The mechanics of the vote are intriguing. Local voting will conclude tonight before the state 100-member POSC convenes to decide the winner. Of crucial importance is a binding pre-POSC Labor Unity caucus, which will decide where its 24 POSC votes go. A “stability pact” with the Socialist Left will then elevate the total numbers in support the Unity candidate to well over 60.

The 404 local votes will be normalised to 100 votes before preferences are allocated, making how-to-vote cards crucial. Hall and Watts are swapping preferences, with Kitching going first to Mason and then Hall.
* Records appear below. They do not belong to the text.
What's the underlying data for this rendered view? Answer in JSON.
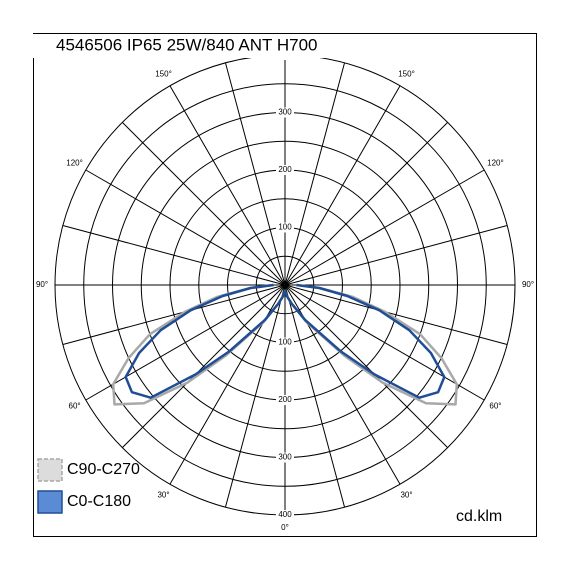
{
  "chart_data": {
    "type": "polar",
    "title": "4546506 IP65 25W/840 ANT H700",
    "unit": "cd.klm",
    "rlim": [
      0,
      400
    ],
    "rticks": [
      100,
      200,
      300,
      400
    ],
    "rgrid_step": 50,
    "angle_grid_step": 15,
    "angle_ticks": [
      {
        "value": 0,
        "label": "0°"
      },
      {
        "value": 30,
        "label": "30°"
      },
      {
        "value": 60,
        "label": "60°"
      },
      {
        "value": 90,
        "label": "90°"
      },
      {
        "value": 120,
        "label": "120°"
      },
      {
        "value": 150,
        "label": "150°"
      }
    ],
    "angles": [
      0,
      10,
      20,
      30,
      40,
      45,
      50,
      55,
      60,
      65,
      70,
      75,
      80,
      85,
      90
    ],
    "series": [
      {
        "name": "C90-C270",
        "color": "#a8a8a8",
        "fill": "#dcdcdc",
        "values": [
          10,
          20,
          35,
          75,
          160,
          240,
          320,
          362,
          345,
          300,
          250,
          180,
          120,
          60,
          20
        ]
      },
      {
        "name": "C0-C180",
        "color": "#1f4e96",
        "fill": "#5b8bd4",
        "values": [
          10,
          20,
          35,
          70,
          150,
          220,
          305,
          325,
          320,
          280,
          230,
          170,
          110,
          60,
          20
        ]
      }
    ]
  }
}
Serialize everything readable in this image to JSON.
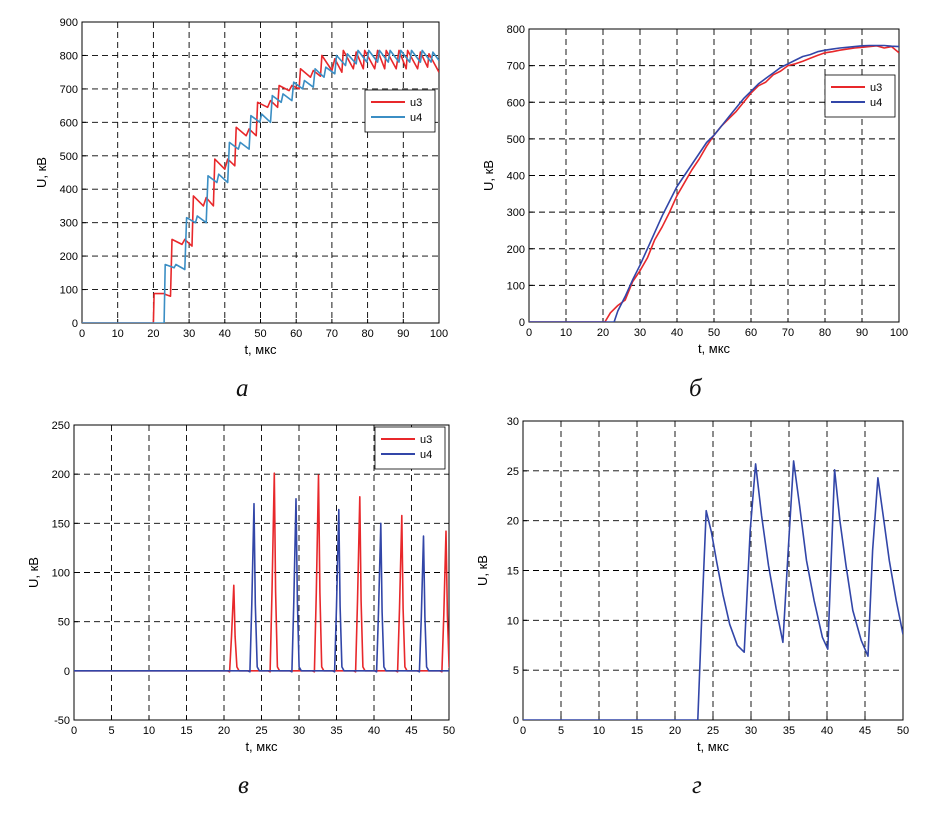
{
  "colors": {
    "red": "#e8282b",
    "blue_a": "#3b8ec4",
    "blue": "#3246a8",
    "grid": "#000000"
  },
  "panels": [
    {
      "caption": "а",
      "chart_data": {
        "type": "line",
        "xlabel": "t, мкс",
        "ylabel": "U, кВ",
        "xlim": [
          0,
          100
        ],
        "ylim": [
          0,
          900
        ],
        "xticks": [
          0,
          10,
          20,
          30,
          40,
          50,
          60,
          70,
          80,
          90,
          100
        ],
        "yticks": [
          0,
          100,
          200,
          300,
          400,
          500,
          600,
          700,
          800,
          900
        ],
        "grid": true,
        "legend": "top-right",
        "series": [
          {
            "name": "u3",
            "color": "#e8282b",
            "x": [
              0,
              20,
              20.2,
              23,
              23.5,
              24.8,
              25.2,
              28,
              28.8,
              30.8,
              31.2,
              34,
              34.8,
              36.8,
              37.2,
              40,
              40.8,
              42.8,
              43.2,
              46,
              46.8,
              48.8,
              49.2,
              52,
              52.8,
              54.8,
              55.2,
              58,
              58.8,
              60.8,
              61.2,
              64,
              64.8,
              66.8,
              67.2,
              70,
              70.8,
              72.8,
              73.2,
              76,
              76.8,
              78.8,
              79.2,
              82,
              82.8,
              84.8,
              85.2,
              88,
              88.8,
              90.8,
              91.2,
              94,
              94.8,
              96.8,
              97.2,
              100
            ],
            "y": [
              0,
              0,
              88,
              88,
              85,
              80,
              250,
              235,
              250,
              230,
              380,
              350,
              375,
              350,
              490,
              460,
              490,
              470,
              585,
              560,
              580,
              560,
              660,
              645,
              665,
              645,
              710,
              695,
              710,
              700,
              760,
              735,
              755,
              738,
              800,
              755,
              790,
              750,
              815,
              760,
              810,
              760,
              815,
              760,
              815,
              760,
              815,
              760,
              815,
              760,
              815,
              760,
              810,
              765,
              805,
              750
            ]
          },
          {
            "name": "u4",
            "color": "#3b8ec4",
            "x": [
              0,
              23,
              23.3,
              25.8,
              26.3,
              28.8,
              29.3,
              31.8,
              32.3,
              34.8,
              35.3,
              37.8,
              38.3,
              40.8,
              41.3,
              43.8,
              44.3,
              46.8,
              47.3,
              49.8,
              50.3,
              52.8,
              53.3,
              55.8,
              56.3,
              58.8,
              59.3,
              61.8,
              62.3,
              64.8,
              65.3,
              67.8,
              68.3,
              70.8,
              71.3,
              73.8,
              74.3,
              76.8,
              77.3,
              79.8,
              80.3,
              82.8,
              83.3,
              85.8,
              86.3,
              88.8,
              89.3,
              91.8,
              92.3,
              94.8,
              95.3,
              97.8,
              98.3,
              100
            ],
            "y": [
              0,
              0,
              175,
              165,
              175,
              160,
              315,
              300,
              320,
              300,
              440,
              420,
              445,
              420,
              540,
              520,
              540,
              520,
              620,
              600,
              625,
              600,
              680,
              660,
              685,
              665,
              720,
              700,
              725,
              705,
              760,
              735,
              765,
              745,
              800,
              770,
              805,
              775,
              815,
              780,
              815,
              780,
              815,
              780,
              815,
              780,
              815,
              780,
              815,
              780,
              815,
              780,
              810,
              785
            ]
          }
        ]
      }
    },
    {
      "caption": "б",
      "chart_data": {
        "type": "line",
        "xlabel": "t, мкс",
        "ylabel": "U, кВ",
        "xlim": [
          0,
          100
        ],
        "ylim": [
          0,
          800
        ],
        "xticks": [
          0,
          10,
          20,
          30,
          40,
          50,
          60,
          70,
          80,
          90,
          100
        ],
        "yticks": [
          0,
          100,
          200,
          300,
          400,
          500,
          600,
          700,
          800
        ],
        "grid": true,
        "legend": "top-right",
        "series": [
          {
            "name": "u3",
            "color": "#e8282b",
            "x": [
              0,
              20.5,
              22,
              24,
              26,
              28,
              30,
              32,
              34,
              36,
              38,
              40,
              42,
              44,
              46,
              48,
              50,
              52,
              54,
              56,
              58,
              60,
              62,
              64,
              66,
              68,
              70,
              72,
              74,
              76,
              78,
              80,
              82,
              84,
              86,
              88,
              90,
              92,
              94,
              96,
              98,
              100
            ],
            "y": [
              0,
              0,
              25,
              45,
              60,
              110,
              140,
              175,
              225,
              260,
              300,
              345,
              380,
              415,
              445,
              480,
              510,
              535,
              555,
              575,
              600,
              625,
              645,
              655,
              675,
              685,
              700,
              705,
              712,
              720,
              728,
              735,
              738,
              742,
              745,
              748,
              750,
              752,
              754,
              748,
              752,
              735
            ]
          },
          {
            "name": "u4",
            "color": "#3246a8",
            "x": [
              0,
              23,
              24,
              26,
              28,
              30,
              32,
              34,
              36,
              38,
              40,
              42,
              44,
              46,
              48,
              50,
              52,
              54,
              56,
              58,
              60,
              62,
              64,
              66,
              68,
              70,
              72,
              74,
              76,
              78,
              80,
              82,
              84,
              86,
              88,
              90,
              92,
              94,
              96,
              98,
              100
            ],
            "y": [
              0,
              0,
              30,
              70,
              115,
              155,
              200,
              245,
              290,
              330,
              370,
              400,
              430,
              460,
              490,
              510,
              535,
              560,
              585,
              610,
              630,
              650,
              665,
              680,
              695,
              705,
              715,
              725,
              730,
              738,
              742,
              745,
              748,
              750,
              752,
              754,
              755,
              755,
              755,
              753,
              752
            ]
          }
        ]
      }
    },
    {
      "caption": "в",
      "chart_data": {
        "type": "line",
        "xlabel": "t, мкс",
        "ylabel": "U, кВ",
        "xlim": [
          0,
          50
        ],
        "ylim": [
          -50,
          250
        ],
        "xticks": [
          0,
          5,
          10,
          15,
          20,
          25,
          30,
          35,
          40,
          45,
          50
        ],
        "yticks": [
          -50,
          0,
          50,
          100,
          150,
          200,
          250
        ],
        "grid": true,
        "legend": "top-right",
        "series": [
          {
            "name": "u3",
            "color": "#e8282b",
            "peaks": [
              [
                21.3,
                87
              ],
              [
                26.7,
                201
              ],
              [
                32.6,
                199
              ],
              [
                38.1,
                177
              ],
              [
                43.7,
                158
              ],
              [
                49.6,
                142
              ]
            ]
          },
          {
            "name": "u4",
            "color": "#3246a8",
            "peaks": [
              [
                24.0,
                170
              ],
              [
                29.6,
                175
              ],
              [
                35.3,
                164
              ],
              [
                40.9,
                150
              ],
              [
                46.6,
                137
              ]
            ]
          }
        ]
      }
    },
    {
      "caption": "г",
      "chart_data": {
        "type": "line",
        "xlabel": "t, мкс",
        "ylabel": "U, кВ",
        "xlim": [
          0,
          50
        ],
        "ylim": [
          0,
          30
        ],
        "xticks": [
          0,
          5,
          10,
          15,
          20,
          25,
          30,
          35,
          40,
          45,
          50
        ],
        "yticks": [
          0,
          5,
          10,
          15,
          20,
          25,
          30
        ],
        "grid": true,
        "series": [
          {
            "color": "#3246a8",
            "x": [
              0,
              23,
              23.5,
              24.1,
              24.8,
              25.5,
              26.3,
              27.2,
              28.2,
              29.1,
              29.9,
              30.6,
              31.4,
              32.3,
              33.3,
              34.2,
              34.9,
              35.6,
              36.4,
              37.3,
              38.3,
              39.4,
              40.1,
              41.0,
              41.7,
              42.5,
              43.4,
              44.5,
              45.4,
              46.0,
              46.7,
              47.4,
              48.2,
              49.1,
              50
            ],
            "y": [
              0,
              0,
              10,
              21,
              18.8,
              15.8,
              12.6,
              9.6,
              7.5,
              6.8,
              19,
              25.7,
              20.5,
              15.5,
              11.2,
              7.8,
              17,
              26,
              21.5,
              16,
              12,
              8.3,
              7.1,
              25.1,
              20,
              15.5,
              11,
              8,
              6.4,
              17,
              24.3,
              20.5,
              16,
              12,
              8.6
            ]
          }
        ]
      }
    }
  ]
}
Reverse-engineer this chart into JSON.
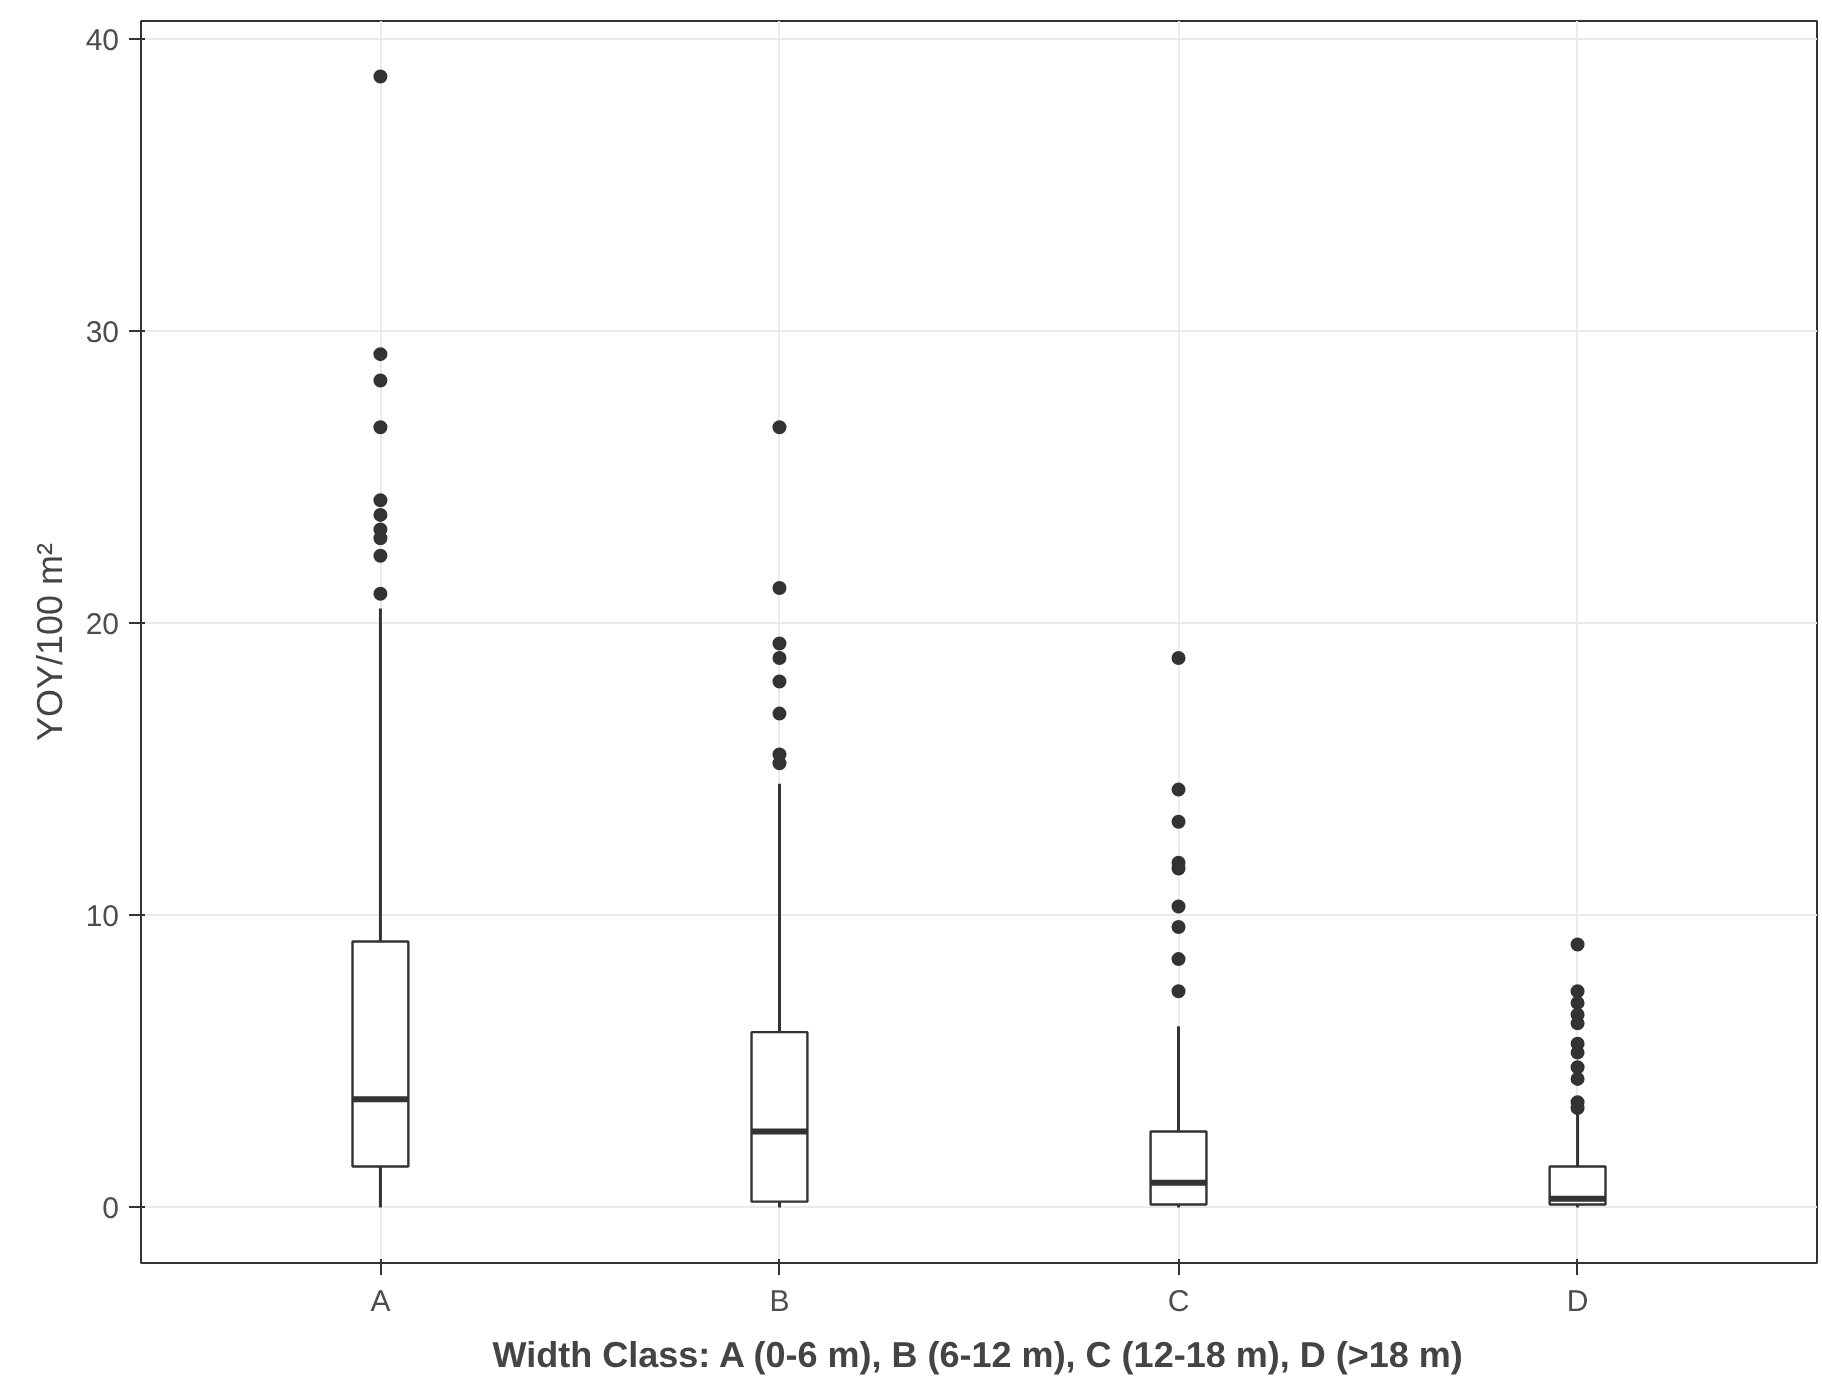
{
  "chart_data": {
    "type": "box",
    "xlabel": "Width Class: A (0-6 m), B (6-12 m), C (12-18 m), D (>18 m)",
    "ylabel": "YOY/100 m²",
    "categories": [
      "A",
      "B",
      "C",
      "D"
    ],
    "boxes": [
      {
        "low": 0,
        "q1": 1.4,
        "median": 3.7,
        "q3": 9.1,
        "high": 20.5,
        "outliers": [
          38.7,
          29.2,
          28.3,
          26.7,
          24.2,
          23.7,
          23.2,
          22.9,
          22.3,
          21.0
        ]
      },
      {
        "low": 0,
        "q1": 0.2,
        "median": 2.6,
        "q3": 6.0,
        "high": 14.5,
        "outliers": [
          26.7,
          21.2,
          19.3,
          18.8,
          18.0,
          16.9,
          15.5,
          15.2
        ]
      },
      {
        "low": 0,
        "q1": 0.1,
        "median": 0.85,
        "q3": 2.6,
        "high": 6.2,
        "outliers": [
          18.8,
          14.3,
          13.2,
          11.8,
          11.6,
          10.3,
          9.6,
          8.5,
          7.4
        ]
      },
      {
        "low": 0,
        "q1": 0.1,
        "median": 0.3,
        "q3": 1.4,
        "high": 3.2,
        "outliers": [
          9.0,
          7.4,
          7.0,
          6.6,
          6.3,
          5.6,
          5.3,
          4.8,
          4.4,
          3.6,
          3.4
        ]
      }
    ],
    "color": "#ffffff",
    "ylim": [
      -1.9,
      40.6
    ],
    "yticks": [
      0,
      10,
      20,
      30,
      40
    ],
    "grid": true
  }
}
Sources said this morning that Hall appeared to have done well in the local ballot so far and that Watts’ path to victory would rely on a first or second placing in the grassroots vote, followed by a majority inside the Unity caucus. Watts is believed to have the internal Unity numbers.

The split in the so-called “ShortCons” is the first sign of internal tension between Conroy and his lower house soulmate Bill Shorten for years. It is significant because the fissure has the potential to spray blood over every winnable preselection for the foreseeable future, further damaging Labor’s brand in the eyes of the public.

Other senior Labor figures have been bold in their voting intentions. Yesterday, former Victorian premier and Gellibrand local Steve Bracks turned up to vote and was approached by Kitching brandishing her how-to-vote card. Bracks apparently retorted “never from you” and kept walking.